Turkey’s state news agency on Tuesday published the locations of secret US military bases in Syria as well as details on the numbers of US and French troops stationed there, sparking the ire of fellow NATO member states.
In the latest display of tensions between Turkey and other NATO member nations, Turkey’s state-run Anadolu news agency earlier this week published a detailed report of the secret locations of US military bases, operational posts and military posts inside Syria. The 620-word news report also included the numbers of US soldiers and French special forces stationed at these locations.
The unprecedented leaking of sensitive battlefield information by the state-run news agency obviously had official Turkish backing, according to Jasper Mortimer, FRANCE 24’s Turkey correspondent.
“It certainly was intentional. Anadolu agency is the hand-servant of the [Turkish] government. It would not have published this report without the green light from the top of government,” explained Mortimer, reporting from Ankara, adding that the revelation of troop numbers was particularly serious. “War correspondents do not give the number of troops in the unit to which they are attached. That is seen as giving information to the enemy. But here, Anadolu agency appears to have done exactly that.”
‘Advertising’ battlefield secrets
The report, “US increases military posts supporting PKK/PYD in Syria,” lists US positions in Kurdish administered area of northern Syria and is the latest display of Ankara’s ire over Washington’s support for the PYD (Democratic Union Party), which Turkey views as the Syrian affiliate of the proscribed Turkish PKK (Kurdistan Workers’ Party).
The PYD is the political umbrella of the YPG (People’s Protection Units) which part of the US-led military operations against the Islamic State (IS) group in the region.
“Turkey sees the YPG as an affiliate of the PKK and Turkey has long called on Washington to withdraw support for them. But there’s a difference between calling on America to withdraw support and actually advertising the details of that support,” said Mortimer.
The US denies working with Kurdish separatists and maintains the YPG is part of the SDF (Syrian Democratic Forces), which includes a large component of Arab troops.
French special forces on the ground
The leaked details of US positions inside Syria include three US military posts in the northern Syrian province of Raqqa, home to the IS group’s de facto capital.

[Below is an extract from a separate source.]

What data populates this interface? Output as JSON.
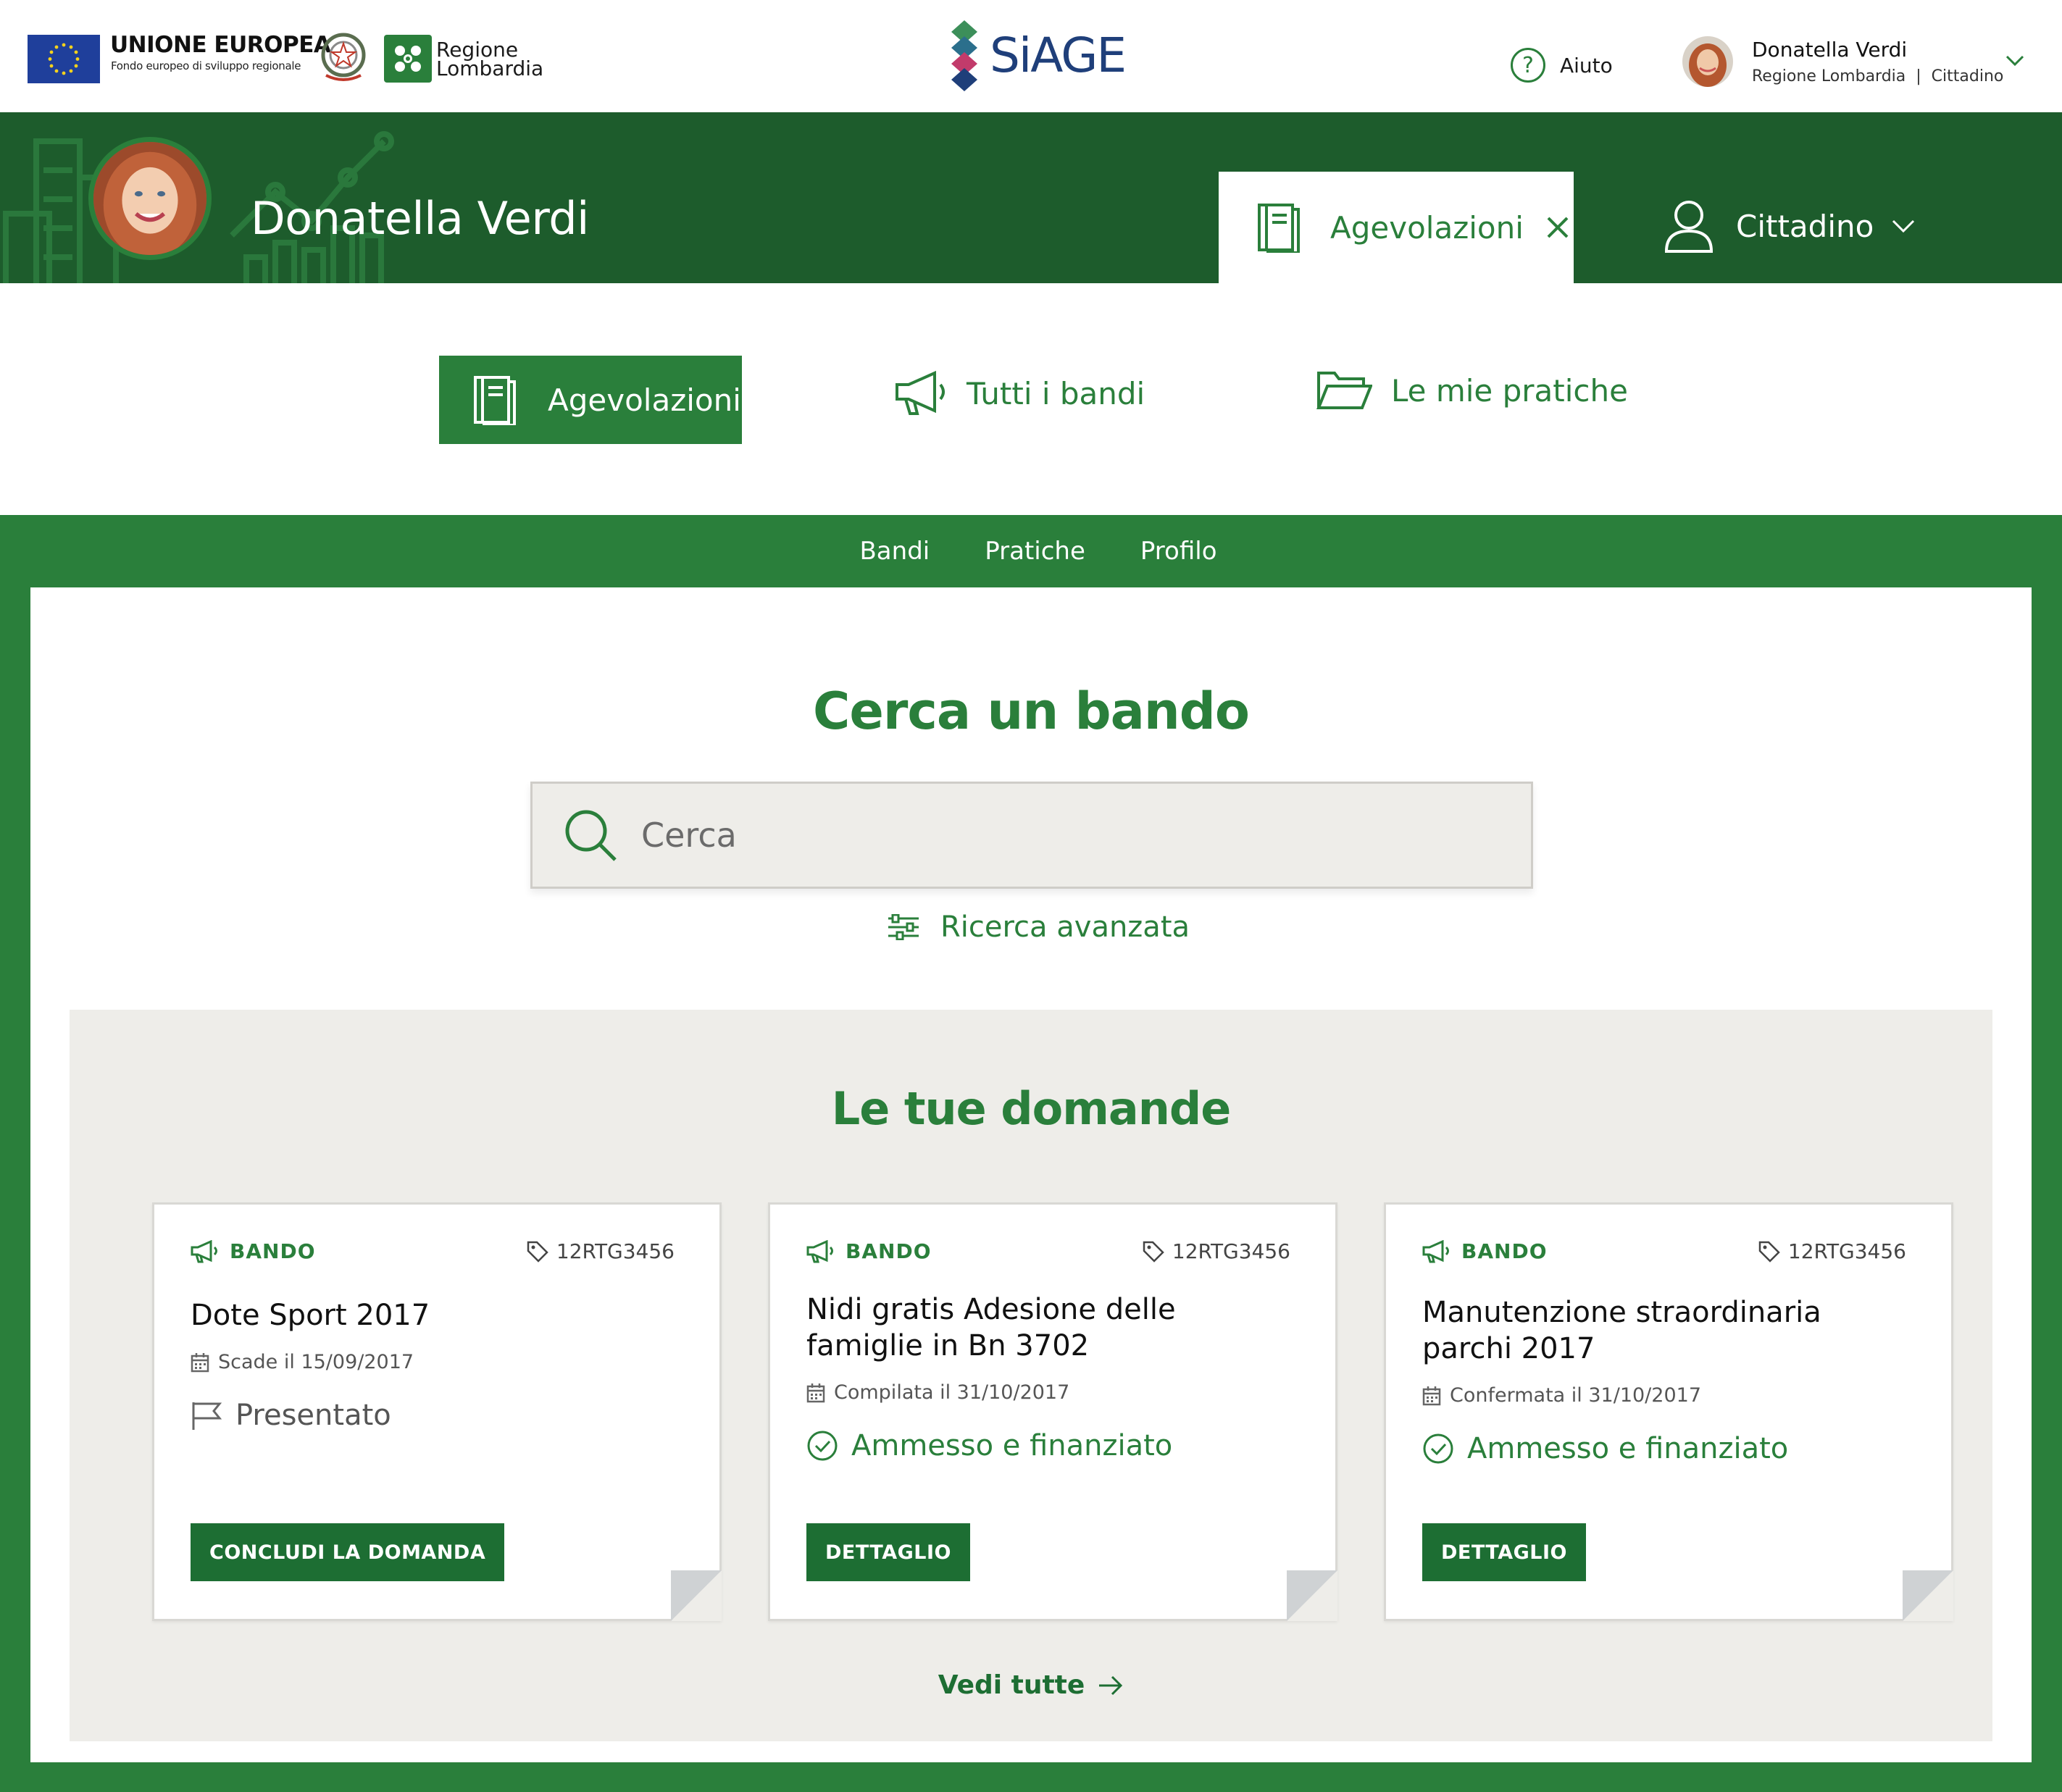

The report mentions the presence of US and French special forces stationed in a military post located on a hill south of Kurdish-administered town of Kobani. At a military base in Ayn Issah, a town in northern Raqqa, troops included “200 US soldiers and 75 French special forces units,” the report added.
Operational capacities of the locations, including bases that are large enough for military helicopters and cargo planes are also detailed, as well as weapons arsenal that include artillery batteries, rocket launchers and armored vehicles.
Lives at risk, says Pentagon
The report sparked strong condemnations from the US Defense and State Departments on Wednesday, with the Pentagon warning that the leaks could put lives at risk.
"The release of sensitive military information exposes coalition forces to unnecessary risk and has the potential to disrupt ongoing operations to defeat ISIS," Pentagon spokesman Eric Pahon told reporters on Wednesday, using another acronym for the IS group.
French officials have not yet responded to the Turkish news report. When contacted by FRANCE 24, a French foreign ministry press officer said an official statement was not expected on Thursday.
The latest Anadolu report marks another step in the deterioration of US-Turkey relations, with Ankara accusing Washington of failing to expedite the extradition of Pennsylvania-based Turkish cleric, Fethullah Gulen. Ankara blames Gulen for masterminding the July 15, 2016 coup attempt, a charge Gulen denies.
Tensions have also been simmering between Turkish military and NATO officials based in Brussels. Turkey is NATO’s only Muslim-majority member with the alliance’s second-largest standing army. In December 2016, NATO’s top commander, Gen. Curtis Scaparrotti warned of a “degradation” of the alliance’s command operations following Turkey’s dismissal of “talented, capable” senior Turkish military officials in massive purges after the July 2016 coup attempt.